Run against the ALFA fixture

docker run --rm \
    -e IMPORT_ID=test-alfa \
    -e IMPORT_USERNAME=testuser \
    -e IMPORT_BACKUP_FILE=/host/backup/cpmove-alfa.tar.gz \
    -e CLAMAV_REFRESH=false \
    -v "$PWD/tests/fixtures/cpmove-alfa.tar.gz:/host/backup/cpmove-alfa.tar.gz:ro" \
    -v /tmp/test-quarantine:/host/quarantine \
    -v /tmp/test-sanitized:/host/sanitized \
    cpanel-importer:dev

Expect non-zero exit, status=failed, failed_stage=extract, and stderr from inside the container containing tarball contains dangerous symlinks; aborting.

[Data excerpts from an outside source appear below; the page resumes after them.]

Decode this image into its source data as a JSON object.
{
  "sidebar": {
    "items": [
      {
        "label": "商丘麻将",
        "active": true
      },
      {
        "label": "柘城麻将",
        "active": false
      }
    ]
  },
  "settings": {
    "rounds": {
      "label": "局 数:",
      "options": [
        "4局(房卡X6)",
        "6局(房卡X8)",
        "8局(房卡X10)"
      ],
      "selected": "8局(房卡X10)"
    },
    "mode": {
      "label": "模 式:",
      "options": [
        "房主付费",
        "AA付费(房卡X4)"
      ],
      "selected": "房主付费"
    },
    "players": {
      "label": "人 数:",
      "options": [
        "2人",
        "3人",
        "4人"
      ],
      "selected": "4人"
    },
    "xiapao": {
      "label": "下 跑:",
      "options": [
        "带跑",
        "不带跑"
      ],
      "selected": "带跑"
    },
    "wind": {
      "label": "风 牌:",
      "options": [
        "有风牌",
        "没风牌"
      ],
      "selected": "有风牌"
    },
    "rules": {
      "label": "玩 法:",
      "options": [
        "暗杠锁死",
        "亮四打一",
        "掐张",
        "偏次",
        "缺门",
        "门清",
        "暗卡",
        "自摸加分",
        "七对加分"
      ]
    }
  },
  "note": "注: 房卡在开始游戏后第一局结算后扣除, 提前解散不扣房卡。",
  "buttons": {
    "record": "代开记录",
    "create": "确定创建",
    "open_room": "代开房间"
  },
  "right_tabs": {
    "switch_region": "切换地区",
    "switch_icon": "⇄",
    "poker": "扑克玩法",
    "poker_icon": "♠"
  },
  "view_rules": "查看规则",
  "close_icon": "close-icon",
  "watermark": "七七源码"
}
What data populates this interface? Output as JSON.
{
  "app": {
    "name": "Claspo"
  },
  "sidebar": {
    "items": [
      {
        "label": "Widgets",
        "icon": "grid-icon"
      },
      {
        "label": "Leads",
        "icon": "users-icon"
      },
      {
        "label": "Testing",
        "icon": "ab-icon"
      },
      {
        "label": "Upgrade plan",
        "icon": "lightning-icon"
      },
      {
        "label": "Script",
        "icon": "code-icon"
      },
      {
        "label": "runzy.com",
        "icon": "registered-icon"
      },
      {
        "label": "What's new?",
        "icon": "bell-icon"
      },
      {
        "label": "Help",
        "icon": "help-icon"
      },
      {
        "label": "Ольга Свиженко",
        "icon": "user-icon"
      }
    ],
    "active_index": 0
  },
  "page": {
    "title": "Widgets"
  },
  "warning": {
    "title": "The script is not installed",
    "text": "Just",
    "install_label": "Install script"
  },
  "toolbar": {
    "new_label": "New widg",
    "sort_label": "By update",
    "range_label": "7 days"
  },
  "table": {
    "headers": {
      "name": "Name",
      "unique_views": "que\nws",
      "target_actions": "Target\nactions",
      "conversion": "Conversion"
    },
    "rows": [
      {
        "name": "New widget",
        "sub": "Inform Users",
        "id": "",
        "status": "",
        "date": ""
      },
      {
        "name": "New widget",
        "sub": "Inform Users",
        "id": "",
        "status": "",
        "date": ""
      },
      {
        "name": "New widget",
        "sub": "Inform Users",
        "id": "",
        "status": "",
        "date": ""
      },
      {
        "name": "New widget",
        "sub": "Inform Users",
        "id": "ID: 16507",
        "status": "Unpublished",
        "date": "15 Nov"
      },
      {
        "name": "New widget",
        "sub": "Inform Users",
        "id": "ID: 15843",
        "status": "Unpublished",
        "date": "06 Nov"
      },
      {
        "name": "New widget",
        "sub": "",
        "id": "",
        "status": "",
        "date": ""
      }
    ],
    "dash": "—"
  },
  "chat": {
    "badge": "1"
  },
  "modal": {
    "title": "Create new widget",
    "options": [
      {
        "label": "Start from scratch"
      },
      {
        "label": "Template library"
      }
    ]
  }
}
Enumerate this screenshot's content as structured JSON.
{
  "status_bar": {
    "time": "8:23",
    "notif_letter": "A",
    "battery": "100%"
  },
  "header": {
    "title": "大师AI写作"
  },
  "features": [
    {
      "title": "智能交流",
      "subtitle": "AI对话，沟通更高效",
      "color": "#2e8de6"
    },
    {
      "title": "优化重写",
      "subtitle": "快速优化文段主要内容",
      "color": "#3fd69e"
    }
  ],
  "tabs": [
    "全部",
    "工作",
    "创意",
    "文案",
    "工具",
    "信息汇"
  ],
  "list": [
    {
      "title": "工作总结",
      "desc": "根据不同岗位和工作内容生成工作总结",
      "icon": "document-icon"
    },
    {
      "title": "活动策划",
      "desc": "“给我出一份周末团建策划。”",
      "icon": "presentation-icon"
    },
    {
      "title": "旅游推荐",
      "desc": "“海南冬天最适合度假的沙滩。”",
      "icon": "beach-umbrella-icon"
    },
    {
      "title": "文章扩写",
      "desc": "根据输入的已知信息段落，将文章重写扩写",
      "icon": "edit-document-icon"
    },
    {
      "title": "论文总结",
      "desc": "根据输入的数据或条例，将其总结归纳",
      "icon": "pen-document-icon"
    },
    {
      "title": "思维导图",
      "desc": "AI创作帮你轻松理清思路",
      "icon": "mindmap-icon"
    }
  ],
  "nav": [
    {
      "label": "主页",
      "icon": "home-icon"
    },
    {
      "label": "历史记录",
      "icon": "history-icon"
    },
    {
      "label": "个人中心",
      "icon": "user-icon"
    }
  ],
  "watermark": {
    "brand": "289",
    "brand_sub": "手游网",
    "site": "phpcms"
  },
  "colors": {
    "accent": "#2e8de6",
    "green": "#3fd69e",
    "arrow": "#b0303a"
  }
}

Iterating on PHP / shell scripts

The scripts/ directory is COPYed in late in the Dockerfile, so edits there only re-trigger the last layer of the build — typical turnaround is ~5 seconds.


Code style

  • Bash scripts: set -euo pipefail, absolute paths only, every external command on its own logical line, comment each non-obvious flag.
  • PHP scripts: 4-space indent, single quotes for non-interpolated strings, <?php opener on line 1, no closing ?>.
  • All scripts must be idempotent — the worker may be re-run against the same IMPORT_ID on retry; second runs must overwrite the prior report.json cleanly.

CI

Pushes to trunk build + push the image to repo.anhonesthost.net/cloud-hosting-platform/cpanel-importer:latest and ...:<sha>. Pushes of a YYYY.MM.NNN tag additionally tag ...:YYYY.MM.NNN. CI runs the smoke test (image starts and echo ok runs) and PHP -l / bash -n syntax checks on every script before pushing.

See .gitea/workflows/build-push.yaml.